“Kebenaran yang ditumpahkan darah akan tumbuh dalam ingatan rakyat yang setia.”
— ungkapan hikmah dari Sayyid Musa Sadr
Di pesisir barat Sumatera dan ujung selatan Pulau Sumatera, ada dua tradisi rakyat yang terus hidup dari zaman ke zaman: Tabuik di Pariaman, dan Tabot di Bengkulu. Sekilas, keduanya tampak seperti festival rakyat biasa. Namun jika kita gali lebih dalam, tradisi ini menyimpan makna spiritual yang tak lekang oleh waktu—berakar dari kisah kesyahidan cucu Rasulullah saw., Imam Husain bin Ali as, dan para pengikutnya di Karbala.
Di tengah dunia modern yang kerap memisahkan antara dimensi spiritual dan ekspresi budaya, tradisi Tabuik dan Tabot hadir sebagai pengecualian yang bermakna. Ia bukan sekadar warisan adat, melainkan wujud budaya yang mengandung ruh kecintaan kepada Ahlul Bait.
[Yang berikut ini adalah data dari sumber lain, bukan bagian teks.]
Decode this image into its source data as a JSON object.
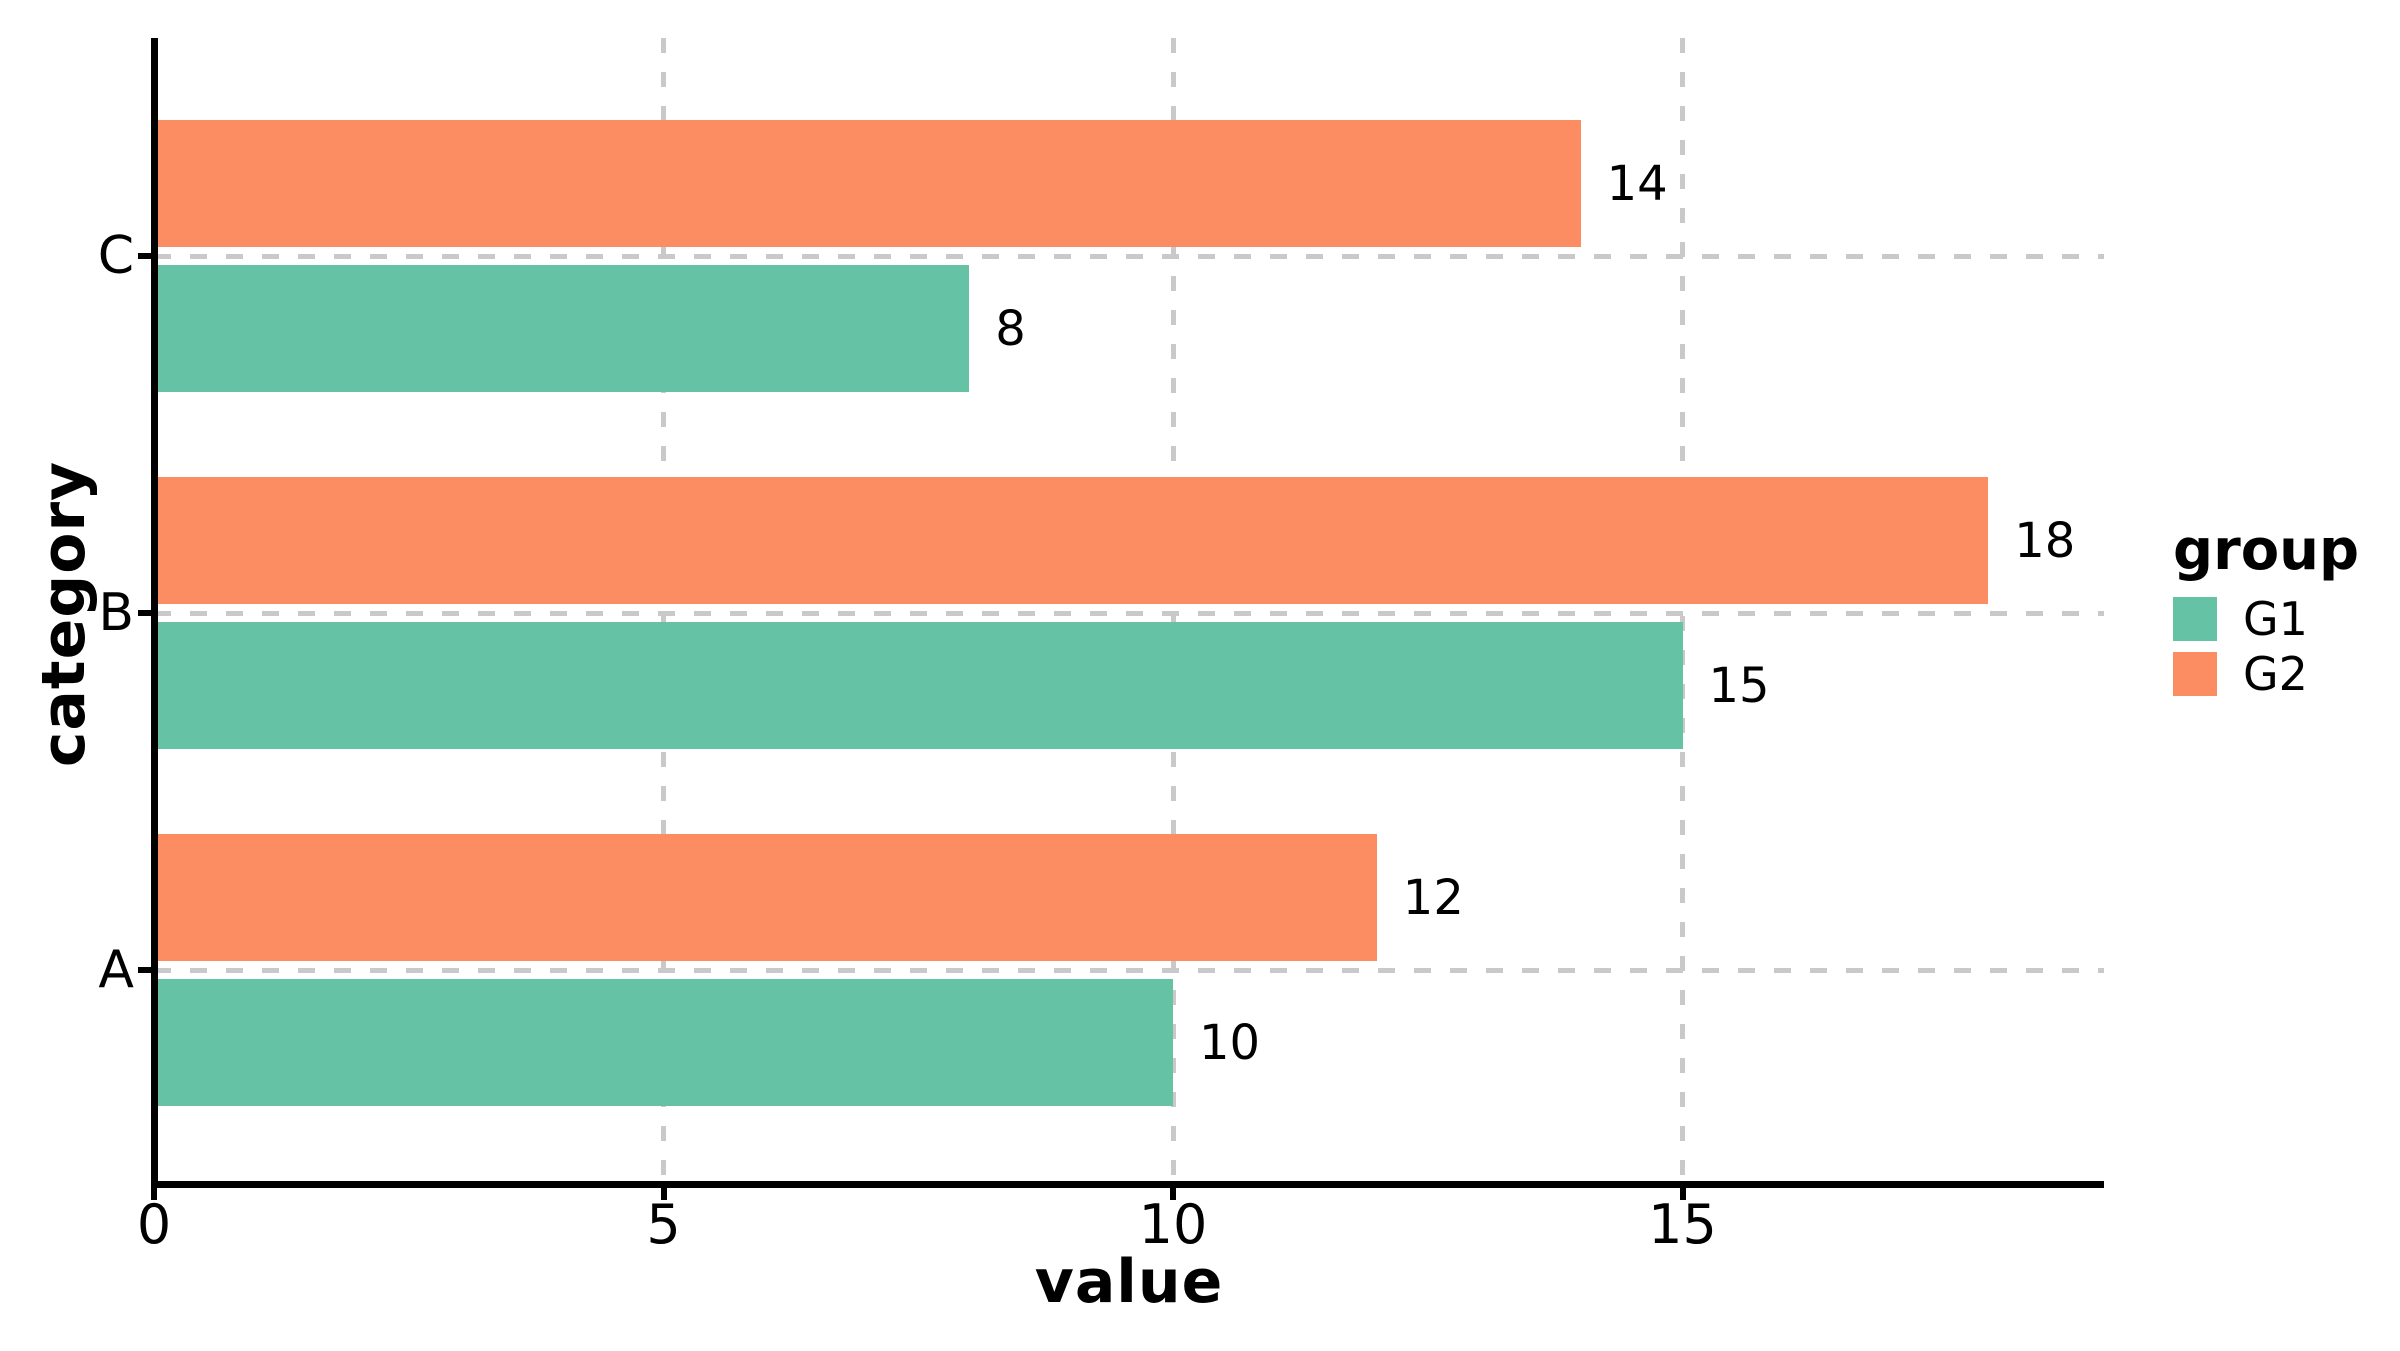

Melalui ungkapan rakyat dan gerak arak-arakan yang khidmat, kenangan atas duka Asyura tetap hidup dan mengalir—seperti air mata yang luruh di tepian laut.”
Jejak Persia dan India Selatan dalam Ritual Pesisir
Masuknya tradisi Asyura ke Sumatera Barat dan Bengkulu berkaitan erat dengan migrasi umat Islam dari Persia dan India Selatan sejak abad ke-17 dan 18. Catatan sejarah menyebutkan bahwa kelompok Syiah dari India, khususnya Madras dan wilayah Tamil. Mereka membawa serta tradisi ta’ziyah, yakni bentuk ritual teatrikal untuk mengenang kesyahidan Imam Husain as. Salah seorang tokoh penting dalam penyebaran tradisi Tabot adalah Sayyid Husein bin Abdul Rahman, keturunan Syiah dari India yang menetap di Bengkulu pada 1685. Dari sinilah, tradisi ini mengakar di tengah masyarakat, berasimilasi dengan budaya lokal, namun tetap menjaga jalinannya dengan ruh Karbala.
Ruh Syiah dalam Tradisi Tabuik dan Tabot
Meskipun telah mengalami perubahan bentuk menjadi bagian dari agenda budaya dan pariwisata, unsur-unsur Syiah dalam kedua tradisi ini masih sangat jelas:
- Narasi Karbala sebagai pusat makna
Replika Tabuik atau Tabot, yang dalam bahasa Arab berarti tabut (peti), melambangkan keranda Imam Husain as. Dalam prosesi, disebut juga tokoh-tokoh Ahlul Bait seperti Abbas Alamdar (pembawa panji), Ali Asghar, dan kuda Zuljanah. Semua itu menyiratkan episode duka yang amat dalam. - Tanggal pelaksanaan yang sesuai dengan 10 Muharram (Asyura)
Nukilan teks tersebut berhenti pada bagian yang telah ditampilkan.